Book Notes: Outlive-The Science and Art of Longevity (Part 1)

Chapter 11: Exercise-The Most Powerful Longevity Drug

According to Dr. Attia, exercise is a key to extending lifespan as well as the quality of that lifespan.

  • “…exercise has the greatest power to determine how you will live out the rest of your life.”
  • “It delays the onset of chronic diseases, pretty much across the board, but it is also amazingly effective at extending and improving healthspan.”
  • “Study after study has found that regular exercisers live as much as a decade longer than sedentary people”

Even small doses of exercise are highly beneficial

“Going from zero weekly exercise to just ninety minutes per week can reduce your risk of dying from all causes by 14 percent. It’s very hard to find a drug that can do that.”

VO2max is thought to be a key marker of cardiorespiratory fitness

  • “It turns out that peak aerobic cardiorespiratory fitness, measured in terms of VO2 max, is perhaps the single most powerful marker for longevity”
  • “Poor cardiorespiratory fitness carries a greater relative risk than smoking”
  • It’s also hard to have too much fitness. “As the authors of the JAMA study concluded, Cardiorespiratory fitness is inversely associated with long-term mortality with no observed upper limit of benefit”

VO2 max can be measured scientifically in a specialty health care lab, or it can be estimated by some fitness trackers, like an Apple watch.

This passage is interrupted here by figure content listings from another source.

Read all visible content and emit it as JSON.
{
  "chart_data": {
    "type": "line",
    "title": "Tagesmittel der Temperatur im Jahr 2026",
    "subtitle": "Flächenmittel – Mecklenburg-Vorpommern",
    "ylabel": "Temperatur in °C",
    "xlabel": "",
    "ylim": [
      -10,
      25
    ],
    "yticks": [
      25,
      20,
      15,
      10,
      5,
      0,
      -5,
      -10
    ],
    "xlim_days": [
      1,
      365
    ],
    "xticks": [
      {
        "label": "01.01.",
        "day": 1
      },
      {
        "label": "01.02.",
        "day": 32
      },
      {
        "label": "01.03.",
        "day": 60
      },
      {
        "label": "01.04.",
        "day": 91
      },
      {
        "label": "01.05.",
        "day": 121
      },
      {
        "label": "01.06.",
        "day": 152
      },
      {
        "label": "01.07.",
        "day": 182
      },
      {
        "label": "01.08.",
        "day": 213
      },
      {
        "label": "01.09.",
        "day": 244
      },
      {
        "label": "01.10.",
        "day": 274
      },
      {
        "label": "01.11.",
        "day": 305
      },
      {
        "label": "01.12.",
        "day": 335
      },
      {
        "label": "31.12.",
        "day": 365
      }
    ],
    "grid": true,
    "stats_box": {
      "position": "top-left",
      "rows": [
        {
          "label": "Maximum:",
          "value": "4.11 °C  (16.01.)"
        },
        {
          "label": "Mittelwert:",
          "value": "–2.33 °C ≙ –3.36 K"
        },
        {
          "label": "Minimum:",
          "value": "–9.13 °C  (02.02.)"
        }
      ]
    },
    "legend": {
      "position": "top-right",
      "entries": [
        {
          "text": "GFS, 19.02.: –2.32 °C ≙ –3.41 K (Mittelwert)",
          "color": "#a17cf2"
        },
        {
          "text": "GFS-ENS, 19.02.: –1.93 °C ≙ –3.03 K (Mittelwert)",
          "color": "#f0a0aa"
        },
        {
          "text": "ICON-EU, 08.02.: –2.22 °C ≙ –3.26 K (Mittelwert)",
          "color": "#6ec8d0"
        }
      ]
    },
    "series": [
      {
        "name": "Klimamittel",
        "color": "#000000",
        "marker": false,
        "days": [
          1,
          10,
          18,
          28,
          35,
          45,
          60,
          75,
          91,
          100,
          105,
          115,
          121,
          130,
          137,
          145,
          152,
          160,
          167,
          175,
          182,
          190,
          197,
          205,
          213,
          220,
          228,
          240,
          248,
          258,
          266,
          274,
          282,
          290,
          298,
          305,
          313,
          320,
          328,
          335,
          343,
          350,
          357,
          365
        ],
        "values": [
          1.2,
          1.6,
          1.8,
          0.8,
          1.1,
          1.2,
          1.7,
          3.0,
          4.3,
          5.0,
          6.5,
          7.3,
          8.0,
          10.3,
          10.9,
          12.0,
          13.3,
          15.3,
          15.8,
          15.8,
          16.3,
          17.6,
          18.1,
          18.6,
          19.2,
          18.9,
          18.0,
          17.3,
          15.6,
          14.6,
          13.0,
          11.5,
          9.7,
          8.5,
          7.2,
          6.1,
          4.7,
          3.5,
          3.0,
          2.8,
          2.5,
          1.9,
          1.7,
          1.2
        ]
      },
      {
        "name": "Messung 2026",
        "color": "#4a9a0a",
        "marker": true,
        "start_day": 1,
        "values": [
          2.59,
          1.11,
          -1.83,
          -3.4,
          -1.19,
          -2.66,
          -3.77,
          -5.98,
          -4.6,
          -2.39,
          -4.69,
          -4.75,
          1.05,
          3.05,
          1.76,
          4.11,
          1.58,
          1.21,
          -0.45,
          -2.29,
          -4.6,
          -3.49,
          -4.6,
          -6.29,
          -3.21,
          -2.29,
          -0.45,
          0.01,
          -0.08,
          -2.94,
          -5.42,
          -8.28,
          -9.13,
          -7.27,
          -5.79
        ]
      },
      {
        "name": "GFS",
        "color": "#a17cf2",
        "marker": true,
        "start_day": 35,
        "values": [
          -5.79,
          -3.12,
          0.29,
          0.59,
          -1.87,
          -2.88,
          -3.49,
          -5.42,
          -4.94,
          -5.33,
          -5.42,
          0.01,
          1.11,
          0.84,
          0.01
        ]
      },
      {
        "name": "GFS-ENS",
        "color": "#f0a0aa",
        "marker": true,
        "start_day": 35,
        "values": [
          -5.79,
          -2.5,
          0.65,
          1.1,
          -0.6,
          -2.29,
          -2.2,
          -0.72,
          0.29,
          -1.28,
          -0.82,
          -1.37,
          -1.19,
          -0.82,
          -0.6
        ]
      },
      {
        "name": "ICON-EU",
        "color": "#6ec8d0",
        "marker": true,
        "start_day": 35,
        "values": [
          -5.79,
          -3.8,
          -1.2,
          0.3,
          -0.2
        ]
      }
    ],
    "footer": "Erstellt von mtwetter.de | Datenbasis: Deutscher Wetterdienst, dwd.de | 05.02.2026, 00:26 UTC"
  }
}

Strength training is also an important dimension of exercise

  • “A ten-year observational study of roughly 4,500 subjects ages fifty and older found that those with low muscler mass were at 40 to 50 percent greater risk of mortality than controls, over the study period. Further analysis revealed that it’s not the mere muscle mass that matters, but the strength of those muscles.”
  • “…at least one study suggests….Researchers following a group of approximately 1,500 men over forty with hypertension, for an average of about eighteen years, found that even if a man was in the bottom half of cardiorespiratory fitness, his risk of all-cause mortality was still almost 48 percent lower if he was in the top third of the group in terms of strength versus the bottom third.”

Biochemistry supports the potential role of exercise in mitigating Alzheimer’s Disease

“When we are exercising, our muscles generate molecules known as cytokines that send signals to other parts of our bodies, helping to strengthen our immune system and stimulate the growth of new muscle and stronger bones. Endurance exercise such as running or cycling helps generate another potent molecule called brain-derived neutrophic factor, or BDNF, that improves the health and function of the hippocampus, a part of the brain that plans an essential role in memory. Exercise helps keep the brain vascalature healthy, and it may also help preserve brain volume. “

It’s important that we consider which activities of daily living we want to be able to do throughout our entire lives. Dr. Attia calls this a “Centenarian Decathlon”. Everyone’s list is different, but here’s a starting point that he provides in the book.

  • Hike 1.5 miles on a hilly trail
  • Get up off the floor under your own power, using a maximum of one arm for support.
  • Pick up a young child from the floor
  • Carry two five-pound bags of groceries for five blocks
  • Life a twenty-pound suitcase into the overhead compartment of a plane.
  • Balance on one leg for thirty seconds, eyes open. (Bonus points. Eyes closed, fifteen seconds)
  • Have sex
  • Climb four flights of stairs in three minutes
  • Open a jar
  • Do thirty consecutive jump-rope skips.